By Guest Columnist DANIEL R. FERREIRA, assistant professor of environmental science Kennesaw State University’s Department of Ecology, Evolution and Organismal Biology
Georgia has two nuclear power plants with another under construction today. Together, the current plants produce about 20 percent of the electricity used in the state.
Whether you are pro- or anti-nuclear power, the truth is that nuclear power matters and all such plants carry with them the inherent risk of a radioactive release.
So why would a Kennesaw State University environmental science professor concern himself with nuclear energy? The answer is right beneath your feet.

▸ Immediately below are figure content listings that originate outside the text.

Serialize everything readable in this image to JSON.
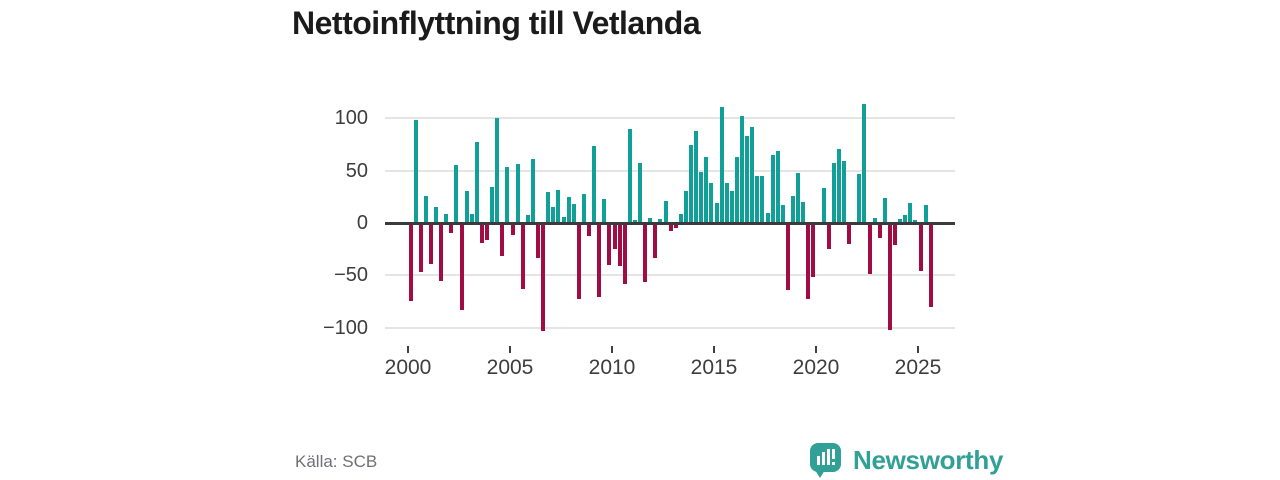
{
  "title": "Nettoinflyttning till Vetlanda",
  "source": "Källa: SCB",
  "logo": {
    "text": "Newsworthy",
    "icon": "newsworthy-speech-bubble-bar-chart"
  },
  "chart_data": {
    "type": "bar",
    "title": "Nettoinflyttning till Vetlanda",
    "x_unit": "quarter",
    "start": "2000-Q1",
    "end": "2025-Q3",
    "ylim": [
      -110,
      118
    ],
    "grid": "horizontal",
    "y_gridlines": [
      100,
      50,
      0,
      -50,
      -100
    ],
    "y_tick_labels": [
      "100",
      "50",
      "0",
      "−50",
      "−100"
    ],
    "x_tick_years": [
      2000,
      2005,
      2010,
      2015,
      2020,
      2025
    ],
    "colors": {
      "positive": "#10A098",
      "negative": "#A10C45"
    },
    "values_by_year": {
      "2000": [
        -75,
        98,
        -47,
        26
      ],
      "2001": [
        -39,
        15,
        -55,
        9
      ],
      "2002": [
        -10,
        55,
        -83,
        31
      ],
      "2003": [
        9,
        77,
        -19,
        -16
      ],
      "2004": [
        34,
        100,
        -32,
        54
      ],
      "2005": [
        -11,
        56,
        -63,
        8
      ],
      "2006": [
        61,
        -33,
        -103,
        30
      ],
      "2007": [
        15,
        32,
        6,
        25
      ],
      "2008": [
        18,
        -73,
        28,
        -12
      ],
      "2009": [
        74,
        -71,
        23,
        -40
      ],
      "2010": [
        -25,
        -41,
        -58,
        90
      ],
      "2011": [
        3,
        57,
        -56,
        5
      ],
      "2012": [
        -33,
        4,
        21,
        -8
      ],
      "2013": [
        -5,
        9,
        31,
        75
      ],
      "2014": [
        88,
        49,
        63,
        38
      ],
      "2015": [
        19,
        111,
        38,
        31
      ],
      "2016": [
        63,
        102,
        83,
        92
      ],
      "2017": [
        45,
        45,
        10,
        65
      ],
      "2018": [
        69,
        17,
        -64,
        26
      ],
      "2019": [
        48,
        20,
        -73,
        -52
      ],
      "2020": [
        0,
        33,
        -25,
        57
      ],
      "2021": [
        71,
        59,
        -20,
        1
      ],
      "2022": [
        47,
        114,
        -49,
        5
      ],
      "2023": [
        -14,
        24,
        -102,
        -21
      ],
      "2024": [
        4,
        8,
        19,
        3
      ],
      "2025": [
        -46,
        17,
        -80
      ]
    }
  }
}
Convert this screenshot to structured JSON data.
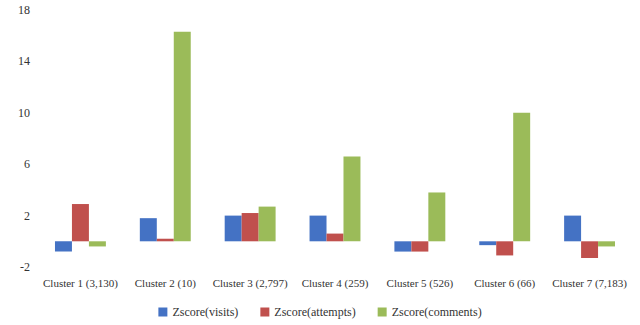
{
  "chart_data": {
    "type": "bar",
    "categories": [
      "Cluster 1 (3,130)",
      "Cluster 2 (10)",
      "Cluster 3 (2,797)",
      "Cluster 4 (259)",
      "Cluster 5 (526)",
      "Cluster 6 (66)",
      "Cluster 7 (7,183)"
    ],
    "series": [
      {
        "name": "Zscore(visits)",
        "color": "#4472c4",
        "values": [
          -0.8,
          1.8,
          2.0,
          2.0,
          -0.8,
          -0.3,
          2.0
        ]
      },
      {
        "name": "Zscore(attempts)",
        "color": "#c0504d",
        "values": [
          2.9,
          0.2,
          2.2,
          0.6,
          -0.8,
          -1.1,
          -1.3
        ]
      },
      {
        "name": "Zscore(comments)",
        "color": "#9bbb59",
        "values": [
          -0.4,
          16.3,
          2.7,
          6.6,
          3.8,
          10.0,
          -0.4
        ]
      }
    ],
    "ylim": [
      -2,
      18
    ],
    "yticks": [
      -2,
      2,
      6,
      10,
      14,
      18
    ],
    "grid": false,
    "legend": "bottom"
  }
}
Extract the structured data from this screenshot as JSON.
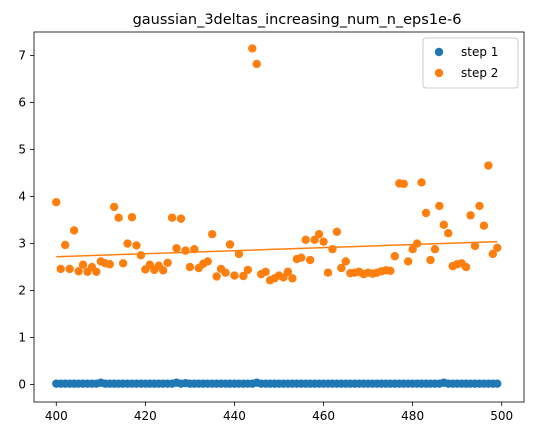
{
  "chart_data": {
    "type": "scatter",
    "title": "gaussian_3deltas_increasing_num_n_eps1e-6",
    "xlabel": "",
    "ylabel": "",
    "xlim": [
      395,
      505
    ],
    "ylim": [
      -0.37,
      7.5
    ],
    "xticks": [
      400,
      420,
      440,
      460,
      480,
      500
    ],
    "yticks": [
      0,
      1,
      2,
      3,
      4,
      5,
      6,
      7
    ],
    "grid": false,
    "legend_position": "top-right",
    "colors": {
      "step1": "#1f77b4",
      "step2": "#ff7f0e"
    },
    "series": [
      {
        "name": "step 1",
        "color": "#1f77b4",
        "x": [
          400,
          401,
          402,
          403,
          404,
          405,
          406,
          407,
          408,
          409,
          410,
          411,
          412,
          413,
          414,
          415,
          416,
          417,
          418,
          419,
          420,
          421,
          422,
          423,
          424,
          425,
          426,
          427,
          428,
          429,
          430,
          431,
          432,
          433,
          434,
          435,
          436,
          437,
          438,
          439,
          440,
          441,
          442,
          443,
          444,
          445,
          446,
          447,
          448,
          449,
          450,
          451,
          452,
          453,
          454,
          455,
          456,
          457,
          458,
          459,
          460,
          461,
          462,
          463,
          464,
          465,
          466,
          467,
          468,
          469,
          470,
          471,
          472,
          473,
          474,
          475,
          476,
          477,
          478,
          479,
          480,
          481,
          482,
          483,
          484,
          485,
          486,
          487,
          488,
          489,
          490,
          491,
          492,
          493,
          494,
          495,
          496,
          497,
          498,
          499
        ],
        "y": [
          0.02,
          0.02,
          0.02,
          0.02,
          0.02,
          0.02,
          0.02,
          0.02,
          0.02,
          0.02,
          0.04,
          0.02,
          0.02,
          0.02,
          0.02,
          0.02,
          0.02,
          0.02,
          0.02,
          0.02,
          0.02,
          0.02,
          0.02,
          0.02,
          0.02,
          0.02,
          0.02,
          0.04,
          0.02,
          0.03,
          0.02,
          0.02,
          0.02,
          0.02,
          0.02,
          0.02,
          0.02,
          0.02,
          0.02,
          0.02,
          0.02,
          0.02,
          0.02,
          0.02,
          0.02,
          0.04,
          0.02,
          0.02,
          0.02,
          0.02,
          0.02,
          0.02,
          0.02,
          0.02,
          0.02,
          0.02,
          0.02,
          0.02,
          0.02,
          0.02,
          0.02,
          0.02,
          0.02,
          0.02,
          0.02,
          0.02,
          0.02,
          0.02,
          0.02,
          0.02,
          0.02,
          0.02,
          0.02,
          0.02,
          0.02,
          0.02,
          0.02,
          0.02,
          0.02,
          0.02,
          0.02,
          0.02,
          0.02,
          0.02,
          0.02,
          0.02,
          0.02,
          0.04,
          0.02,
          0.02,
          0.02,
          0.02,
          0.02,
          0.02,
          0.02,
          0.02,
          0.02,
          0.02,
          0.02,
          0.02
        ]
      },
      {
        "name": "step 2",
        "color": "#ff7f0e",
        "x": [
          400,
          401,
          402,
          403,
          404,
          405,
          406,
          407,
          408,
          409,
          410,
          411,
          412,
          413,
          414,
          415,
          416,
          417,
          418,
          419,
          420,
          421,
          422,
          423,
          424,
          425,
          426,
          427,
          428,
          429,
          430,
          431,
          432,
          433,
          434,
          435,
          436,
          437,
          438,
          439,
          440,
          441,
          442,
          443,
          444,
          445,
          446,
          447,
          448,
          449,
          450,
          451,
          452,
          453,
          454,
          455,
          456,
          457,
          458,
          459,
          460,
          461,
          462,
          463,
          464,
          465,
          466,
          467,
          468,
          469,
          470,
          471,
          472,
          473,
          474,
          475,
          476,
          477,
          478,
          479,
          480,
          481,
          482,
          483,
          484,
          485,
          486,
          487,
          488,
          489,
          490,
          491,
          492,
          493,
          494,
          495,
          496,
          497,
          498,
          499
        ],
        "y": [
          3.88,
          2.46,
          2.97,
          2.46,
          3.28,
          2.41,
          2.55,
          2.4,
          2.5,
          2.4,
          2.62,
          2.58,
          2.56,
          3.78,
          3.55,
          2.58,
          3.0,
          3.56,
          2.96,
          2.75,
          2.45,
          2.55,
          2.44,
          2.53,
          2.43,
          2.59,
          3.55,
          2.9,
          3.53,
          2.85,
          2.5,
          2.88,
          2.48,
          2.57,
          2.62,
          3.2,
          2.3,
          2.46,
          2.38,
          2.98,
          2.32,
          2.78,
          2.31,
          2.44,
          7.15,
          6.82,
          2.35,
          2.4,
          2.22,
          2.26,
          2.32,
          2.28,
          2.4,
          2.26,
          2.67,
          2.7,
          3.08,
          2.65,
          3.08,
          3.2,
          3.04,
          2.38,
          2.88,
          3.25,
          2.48,
          2.62,
          2.37,
          2.38,
          2.4,
          2.35,
          2.38,
          2.36,
          2.38,
          2.41,
          2.43,
          2.42,
          2.73,
          4.28,
          4.27,
          2.62,
          2.88,
          3.0,
          4.3,
          3.65,
          2.65,
          2.88,
          3.8,
          3.4,
          3.22,
          2.52,
          2.56,
          2.58,
          2.5,
          3.6,
          2.95,
          3.8,
          3.38,
          4.66,
          2.78,
          2.91
        ]
      }
    ],
    "trendline": {
      "series": "step 2",
      "x": [
        400,
        499
      ],
      "y": [
        2.72,
        3.04
      ]
    }
  }
}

It has now been more than four frustrating years since a magnitude 9.0 undersea earthquake off the Eastern coast of Japan triggered a massive tsunami. The March 11, 2011, tsunami led to incredible amounts of devastation – one of the best-known consequences being the failure of the Fukushima Daiichi nuclear power plant.
The world held its collective breath as three of the plant’s six reactors suffered nuclear meltdowns, releasing significant quantities of radioactive material. One of the forms of radioactive atmospheric pollution created by this disaster was aerosol-bound Cs-137, a radioactive isotope of the element cesium.
As a soil chemist, I have a keen interest in what happens to the soil after a nuclear power plant melts down. Today, Japan is the one facing a crisis, but who knows where the next Fukushima Daiichi style accident might occur? Cleaning up the mess after such a disaster is not a simple undertaking by any stretch of the imagination.
After the Fukushima Daiichi nuclear power plant accident, the radioactive cesium that was released settled out of the atmosphere and was subsequently deposited over an area that may be as large as 15,000 square miles.
That’s the bad news.
The good news is the highest levels of soil contamination, which pose the most significant environmental and toxicological threat, are suspected to cover an area of only 100 square miles.
This highly threatened area is mainly farmland, and for the farmers who live in this area the contamination of the soil may represent not just a potential health risk, but also the end of their livelihoods. The cesium contamination, once deposited, became so tightly bound to the clay minerals in the soil that it became almost impossible to remove using traditional remediation methods.
For all intents and purposes, the cesium became an inseparable part of the clay in the topsoil, and that topsoil was thereby turned into a radioactive waste product.
This created a problem for the Japanese government, which was forced to simply bulldoze the radioactive soil in this region and segregate it in temporary storage facilities until a more permanent solution could be found.
The Japanese government is funding many research projects seeking to find a method capable of removing the radioactive cesium from the soil so that it can be safely disposed. Yet, almost five years later, no one has stepped forward with a way to clean up the radioactive soil.
However, my Kennesaw State colleagues, ecosystem ecologist Dr. Matt Weand and animal physiological ecologist Dr. Mark Sugalski, and I have an idea for a new method to treat the cesium-contaminated soil in Japan that we believe will work.
Right now, we are in the process of creating soil to mimic the characteristics of the environment around the Fukushima Daiichi nuclear power plant. Our next step will be to experiment with growing certain types of plants in the soil.
Some plants are known to be able to tap into mineral reserves for nutrients when the levels of these nutrients become too low in the soil. We believe that these plants can be tricked into using their abilities to extract cesium from the clay minerals in Japanese soils.
According to a colleague at the University of Tokyo, no one in Japan has explored this particular avenue of research. The idea is promising and novel, and I believe it is worth exploring.
No matter how you feel about nuclear power plants, they are a real part of the world’s environment in the 21st century. I hope we never have to deal with such a problem in this country, but the problem is all too real today in Japan.
Every person on earth will benefit if we can find a solution to cleaning up this mess.